Most functions in mindspore.numpy can run in Graph Mode and PyNative Mode, and can run on CPUGPU and Ascend. Like MindSpore, users can manage the execution mode using mindspore.context

import mindspore.numpy as np
from mindspore import context

# Execution in static graph mode
context.set_context(mode=context.GRAPH_MODE)

# Execution in dynamic graph mode
context.set_context(mode=context.PYNATIVE_MODE)

# Execution on CPU backend
context.set_context(device_target="CPU")

# Execution on GPU backend
context.set_context(device_target="GPU")

# Execution on Ascend backend
context.set_context(device_target="Ascend")
...

For more details, see API: mindspore.context.

Use mindspore.numpy in MindSpore Deep Learning Models

mindspore.numpy interfaces can be used inside nn.cell blocks as well. For example, the above code can be modified to:

import mindspore.numpy as np
from mindspore import context
from mindspore.nn import Cell

context.set_context(mode=context.GRAPH_MODE)

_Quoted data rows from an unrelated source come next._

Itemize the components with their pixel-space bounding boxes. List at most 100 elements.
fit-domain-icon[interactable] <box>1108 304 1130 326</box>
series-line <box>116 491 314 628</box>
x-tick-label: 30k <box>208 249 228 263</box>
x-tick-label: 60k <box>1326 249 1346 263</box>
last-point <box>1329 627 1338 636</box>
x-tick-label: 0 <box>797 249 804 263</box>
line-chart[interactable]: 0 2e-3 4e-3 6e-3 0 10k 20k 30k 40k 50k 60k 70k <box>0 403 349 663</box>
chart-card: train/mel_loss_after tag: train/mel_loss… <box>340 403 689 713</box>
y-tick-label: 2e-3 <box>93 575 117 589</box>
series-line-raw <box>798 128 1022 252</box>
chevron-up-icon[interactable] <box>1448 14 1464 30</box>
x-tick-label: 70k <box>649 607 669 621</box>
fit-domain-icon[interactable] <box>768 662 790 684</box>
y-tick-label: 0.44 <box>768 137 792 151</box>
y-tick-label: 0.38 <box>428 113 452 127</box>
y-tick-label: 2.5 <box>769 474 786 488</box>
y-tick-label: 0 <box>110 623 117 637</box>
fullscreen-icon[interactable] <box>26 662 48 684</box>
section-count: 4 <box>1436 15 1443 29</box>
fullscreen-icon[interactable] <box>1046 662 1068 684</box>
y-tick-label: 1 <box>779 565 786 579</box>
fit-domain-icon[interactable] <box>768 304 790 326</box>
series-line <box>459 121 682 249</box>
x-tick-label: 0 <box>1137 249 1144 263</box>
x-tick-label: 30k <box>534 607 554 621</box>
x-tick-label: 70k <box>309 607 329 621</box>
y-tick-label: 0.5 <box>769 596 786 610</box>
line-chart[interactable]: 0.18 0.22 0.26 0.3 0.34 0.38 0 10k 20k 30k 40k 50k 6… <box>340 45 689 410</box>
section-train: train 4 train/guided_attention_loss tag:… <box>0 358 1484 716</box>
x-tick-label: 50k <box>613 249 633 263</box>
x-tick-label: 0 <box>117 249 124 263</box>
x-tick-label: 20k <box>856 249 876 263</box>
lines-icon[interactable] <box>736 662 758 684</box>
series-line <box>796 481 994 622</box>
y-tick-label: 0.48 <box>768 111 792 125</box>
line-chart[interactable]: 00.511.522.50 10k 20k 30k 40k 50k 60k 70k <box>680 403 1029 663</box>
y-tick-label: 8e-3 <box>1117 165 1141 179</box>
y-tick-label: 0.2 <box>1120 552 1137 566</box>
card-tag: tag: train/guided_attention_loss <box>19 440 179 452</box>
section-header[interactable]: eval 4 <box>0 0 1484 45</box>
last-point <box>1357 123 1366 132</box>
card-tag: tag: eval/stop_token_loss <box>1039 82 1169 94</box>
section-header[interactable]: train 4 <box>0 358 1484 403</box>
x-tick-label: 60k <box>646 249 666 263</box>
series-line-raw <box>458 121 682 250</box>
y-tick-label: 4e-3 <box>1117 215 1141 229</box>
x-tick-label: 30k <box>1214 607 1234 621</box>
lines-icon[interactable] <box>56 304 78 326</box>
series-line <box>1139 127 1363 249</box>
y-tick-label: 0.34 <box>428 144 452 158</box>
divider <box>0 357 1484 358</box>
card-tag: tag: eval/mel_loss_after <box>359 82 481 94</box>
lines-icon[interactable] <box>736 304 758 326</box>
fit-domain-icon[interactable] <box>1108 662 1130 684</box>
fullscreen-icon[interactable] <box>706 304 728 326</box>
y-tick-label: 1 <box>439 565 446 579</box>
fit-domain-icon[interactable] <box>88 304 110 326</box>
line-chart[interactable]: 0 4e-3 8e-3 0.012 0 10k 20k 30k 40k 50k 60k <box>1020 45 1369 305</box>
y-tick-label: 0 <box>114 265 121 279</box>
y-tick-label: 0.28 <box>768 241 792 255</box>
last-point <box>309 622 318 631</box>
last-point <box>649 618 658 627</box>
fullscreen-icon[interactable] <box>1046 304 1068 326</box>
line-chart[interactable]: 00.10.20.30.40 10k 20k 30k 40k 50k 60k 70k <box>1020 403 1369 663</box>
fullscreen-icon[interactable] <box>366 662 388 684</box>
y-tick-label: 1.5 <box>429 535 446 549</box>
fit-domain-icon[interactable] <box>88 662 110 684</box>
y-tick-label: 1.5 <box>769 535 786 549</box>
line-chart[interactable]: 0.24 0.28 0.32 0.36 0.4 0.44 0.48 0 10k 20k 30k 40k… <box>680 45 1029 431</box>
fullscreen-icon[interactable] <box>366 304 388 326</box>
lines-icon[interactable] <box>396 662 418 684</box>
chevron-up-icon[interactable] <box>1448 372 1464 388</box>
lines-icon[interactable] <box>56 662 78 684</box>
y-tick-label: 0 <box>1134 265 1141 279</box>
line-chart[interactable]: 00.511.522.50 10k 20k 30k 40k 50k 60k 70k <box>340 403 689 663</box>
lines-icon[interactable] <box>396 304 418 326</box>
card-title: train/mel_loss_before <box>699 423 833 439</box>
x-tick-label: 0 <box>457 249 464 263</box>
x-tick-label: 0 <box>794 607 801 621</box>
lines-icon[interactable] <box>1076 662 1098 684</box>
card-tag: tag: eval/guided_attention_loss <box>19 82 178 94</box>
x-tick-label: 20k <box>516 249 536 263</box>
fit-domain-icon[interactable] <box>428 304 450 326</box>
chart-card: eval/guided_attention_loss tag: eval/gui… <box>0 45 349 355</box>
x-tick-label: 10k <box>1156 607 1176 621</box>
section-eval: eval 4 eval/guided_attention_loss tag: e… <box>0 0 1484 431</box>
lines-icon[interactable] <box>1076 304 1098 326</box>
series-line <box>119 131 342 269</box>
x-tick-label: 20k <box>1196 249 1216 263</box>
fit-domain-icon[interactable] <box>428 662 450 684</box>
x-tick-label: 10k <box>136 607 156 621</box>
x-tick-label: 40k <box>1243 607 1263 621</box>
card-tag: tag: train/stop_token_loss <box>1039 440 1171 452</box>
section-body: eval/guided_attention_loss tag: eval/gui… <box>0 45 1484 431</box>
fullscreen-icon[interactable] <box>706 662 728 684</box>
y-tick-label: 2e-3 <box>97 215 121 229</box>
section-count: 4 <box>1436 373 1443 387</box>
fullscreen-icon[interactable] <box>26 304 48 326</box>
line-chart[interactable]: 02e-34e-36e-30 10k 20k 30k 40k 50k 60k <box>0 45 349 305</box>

x = np.arange(8).reshape(2, 4).astype('float32')
w1 = np.ones((4, 8))
b1 = np.zeros((8,))
w2 = np.ones((8, 16))
b2 = np.zeros((16,))
w3 = np.ones((16, 4))
b3 = np.zeros((4,))

class NeuralNetwork(Cell):
    def __init__(self):
        super(NeuralNetwork, self).__init__()
    def construct(self, x, w1, b1, w2, b2, w3, b3):
        x = np.dot(x, w1) + b1
        x = np.dot(x, w2) + b2
        x = np.dot(x, w3) + b3
        return x

net = NeuralNetwork()

print(net(x, w1, b1, w2, b2, w3, b3))

The output is:

[[ 768.  768.  768.  768.]
 [2816. 2816. 2816. 2816.]]

For more details on building Neural Network with MindSpore, see MindSpore Training Guide.